The problem with the new car is that it wasn't impactful enough. I don't think they did a particularly good job marketing it. It was a little too middle-America and not enough Ayrton Senna. It takes effort to remember that the car even exists. I also don't think they did a particularly great job on the interior styling, it doesn't look like a supercar in there to me. If you compare it to the C8 (or C7 for that matter) it looks expensive. If you compare it to the 918, it looks like a bargain - I think they didn't do an adequate job of transmitting that message. All that being said, the original NSX didn't exactly fly off the shelves either - Acura's best year was under 2,000 units and most years were under 500 units, not much different from the new car. So maybe at the end of the day any NSX is going to be a niche product and we should be happy Honda decided to build it at all.

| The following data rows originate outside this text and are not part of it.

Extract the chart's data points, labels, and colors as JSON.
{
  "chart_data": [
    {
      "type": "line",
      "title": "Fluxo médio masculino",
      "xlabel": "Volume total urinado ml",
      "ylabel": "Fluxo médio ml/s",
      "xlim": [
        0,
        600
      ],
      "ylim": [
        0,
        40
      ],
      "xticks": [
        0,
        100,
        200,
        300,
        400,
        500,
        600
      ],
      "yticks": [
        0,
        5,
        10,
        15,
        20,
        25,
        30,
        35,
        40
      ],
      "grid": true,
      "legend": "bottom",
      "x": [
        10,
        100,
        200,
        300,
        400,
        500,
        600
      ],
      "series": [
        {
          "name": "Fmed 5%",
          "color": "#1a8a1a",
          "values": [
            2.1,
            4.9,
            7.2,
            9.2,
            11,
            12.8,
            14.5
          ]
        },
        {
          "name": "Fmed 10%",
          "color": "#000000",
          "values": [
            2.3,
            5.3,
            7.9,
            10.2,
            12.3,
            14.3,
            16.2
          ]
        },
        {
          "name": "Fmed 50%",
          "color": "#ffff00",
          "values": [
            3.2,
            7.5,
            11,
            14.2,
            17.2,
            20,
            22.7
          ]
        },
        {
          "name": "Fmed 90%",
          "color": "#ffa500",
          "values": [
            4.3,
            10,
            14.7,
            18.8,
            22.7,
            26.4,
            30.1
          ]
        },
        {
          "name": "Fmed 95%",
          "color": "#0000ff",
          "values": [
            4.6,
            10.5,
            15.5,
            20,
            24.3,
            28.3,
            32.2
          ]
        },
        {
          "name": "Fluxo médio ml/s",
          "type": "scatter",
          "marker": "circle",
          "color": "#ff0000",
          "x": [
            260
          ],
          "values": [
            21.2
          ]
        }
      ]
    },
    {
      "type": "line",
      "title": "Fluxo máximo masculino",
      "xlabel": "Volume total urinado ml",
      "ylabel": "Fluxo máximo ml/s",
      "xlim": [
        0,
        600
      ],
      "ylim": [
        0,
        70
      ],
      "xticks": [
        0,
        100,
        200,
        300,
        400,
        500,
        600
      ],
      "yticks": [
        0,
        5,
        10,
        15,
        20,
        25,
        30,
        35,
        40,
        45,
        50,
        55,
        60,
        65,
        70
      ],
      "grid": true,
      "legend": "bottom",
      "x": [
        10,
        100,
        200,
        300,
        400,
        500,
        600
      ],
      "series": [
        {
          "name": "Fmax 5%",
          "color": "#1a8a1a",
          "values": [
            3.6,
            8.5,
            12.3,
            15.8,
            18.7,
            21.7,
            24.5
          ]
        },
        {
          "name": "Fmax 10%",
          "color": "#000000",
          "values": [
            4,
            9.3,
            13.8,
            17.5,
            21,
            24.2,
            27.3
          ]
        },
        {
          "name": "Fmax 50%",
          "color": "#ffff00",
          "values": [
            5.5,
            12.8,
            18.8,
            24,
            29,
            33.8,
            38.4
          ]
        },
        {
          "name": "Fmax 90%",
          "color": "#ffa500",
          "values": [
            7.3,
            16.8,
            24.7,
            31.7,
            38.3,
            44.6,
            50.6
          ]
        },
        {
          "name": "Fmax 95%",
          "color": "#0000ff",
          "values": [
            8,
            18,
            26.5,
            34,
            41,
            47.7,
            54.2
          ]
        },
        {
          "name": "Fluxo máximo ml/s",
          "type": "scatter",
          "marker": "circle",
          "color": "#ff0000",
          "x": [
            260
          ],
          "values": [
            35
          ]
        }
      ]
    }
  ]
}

You mention "middle America" but nobody in middle America can afford it - it was priced solidly in supercar territory. And you're right that the interior isn't great but the GT-R's isn't either but they still sell several times as many as the NSX does despite what you believe was the "right configuration", i.e. hybrid technology. In fact, the GT-Rs sales remained stable through its first
eight model years. I think the proof that the NSX was the wrong configuration or wrong ethos is that it never sold anywhere near expectations - fewer than 1500 units and averaging a mere 277 a year. You're not giving the first NSX nearly enough credit because its sales arc was very similar to other hot but aging supercars, especially the R35. The new car's best year, 2017, beat the archaic GT-R by literally 3 cars at a time when the R35 was already
ten years old. In fact, I think the GT-R is its prime market competition, particularly the Nismo, and it continues to trounce the NSX's sales despite being virtually obsolete. You also mention the C8 - while the NSX is a more highly engineered machine, it doesn't perform much better overall than either a base GT-R (virtually no difference in any measure) or a C8 (which is nearly 1/3 the price).
People blame the NSX's slow sales on its price but I don't think that's the problem. NSX is a glorious name, Honda is a top tier engineering company, and they should be able to create and sell a supercar as well as any other brand, especially
Nissan, but they utterly failed despite being in a price bracket that sells reliably - the Huracan sold over 2,000 units in the US in 2019. Nissan took the turbocharged AWD giant-killer formula and applied it to the R35 undistilled, Chevy took the V8 out the front of a Corvette and put it in the back of a Corvette, Dodge put a stonkin motor and some new headlights on the Viper every few years, Lamborghini made a Lamborghini, Ferrari made a Ferrari, Porsche made a Porsche, etc. Honda did not make an NSX, they made some weird robot thing that nobody asked for and nobody wanted. That's why its a failure, and that's too bad because its actually a good car that nobody wants. People didn't want a "good car", there are already plenty of those. They wanted an NSX.
Edit: The most NSX-like car to hit the market since the old NSX was the Ford GT and it sold so well at an astronomical price that they had to extend its production.